What every music festival needs

Metal music festival loses headliner, multiple bands after announcing Kyle Rittenhouse as guest

If you were planning to go to the Shell Shock II music festival in Orlando and you like Kyle Rittenhouse … well, you are in luck.
But if you were hoping to see a handful of the bands — including the headliner, Evergreen Terrace — there, well … they apparently don’t want to be on the same card as Kyle Rittenhouse.
So, instead, the new headliner for Shell Shock II, per Loudwire, will be a Slipknot cover band.
You read that right, the festival is now, apparently, down to a cover band as its headliner after announcing that Rittenhouse would attend.

I have no idea what this festival is like, nor do I know anything about the apparently four bands that have pulled out of it, but I have even less idea what the organisers were thinking. I mean, music festivals generally don’t need people making speeches anyway, metal festivals need them even less, and none of them need this cunt. So what do the organisers have to say for themselves?

“We have been silent,” a post on The Antihero Podcast Instagram reads. “But we are prepping. The liberal mob attempted to destroy Shell Shock. But we will not allow it. This is now about more than a concert. This is a war of ideology.”

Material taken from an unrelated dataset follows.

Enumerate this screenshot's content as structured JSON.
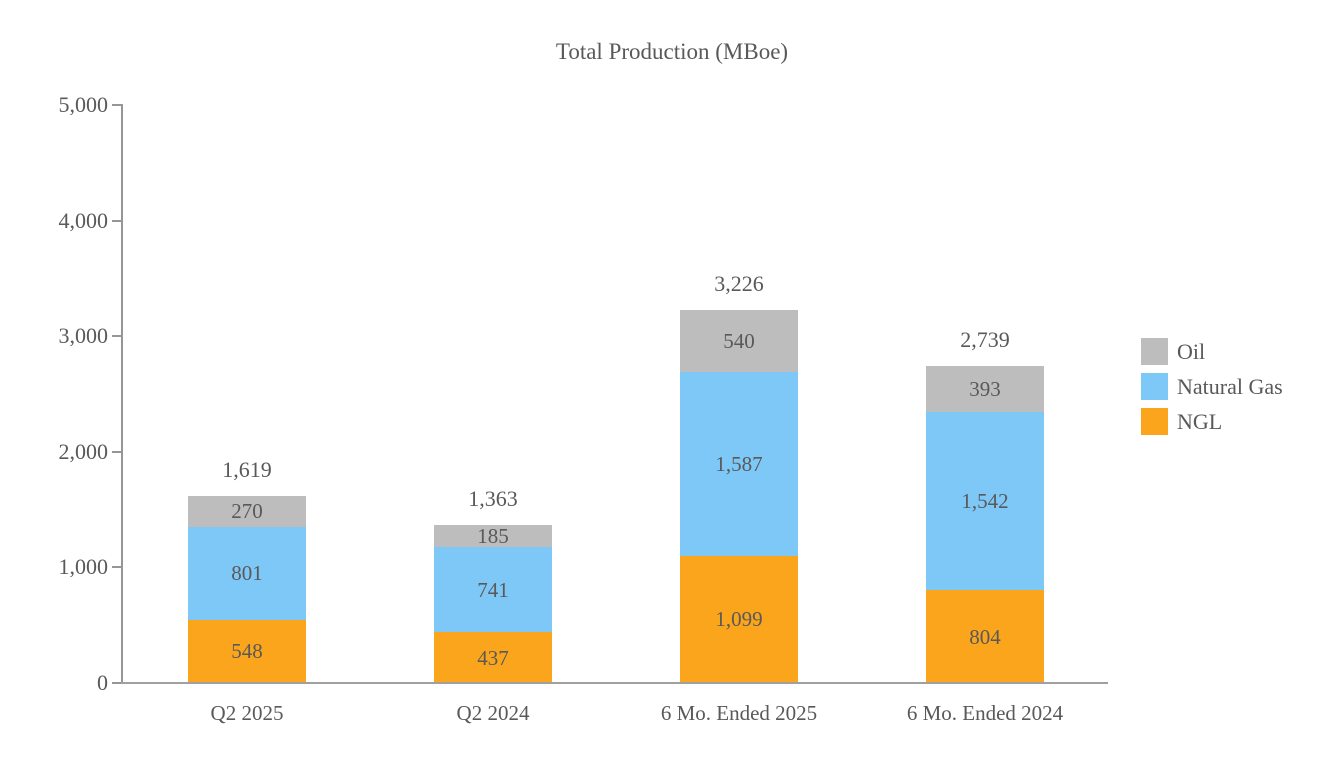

Oh. So it wasn’t ideological when they hired (I nearly wrote that as “whored” for some reason; Kyle whores himself) Rittenhouse to speak at the festival, of all the fucking people they could’ve hired to speak at it if they had to hire anyone to speak in the first place? And getting a Slipknot cover band as your replacement headliner… THAT was the best you could do? None of the other bands still playing were good enough to promote? The Antihero Podcast, by the way, are a bunch of Trumpeters, which I learned from their Instagram and was somehow not surprised by this. I can’t find anything about the bands still playing the event, but whoever they are I’d be looking at them at least slightly askance from now on if they’re still OK with sharing the stage with Kill Rittenhouse. Damn shame, cos the festival’s actually in aid of veterans with PTSD, it’s a worthy charity event and that’s evidently what the bands thought they were signing up for… after this, though, I’d be surprised if Shell Shock III is ever a thing.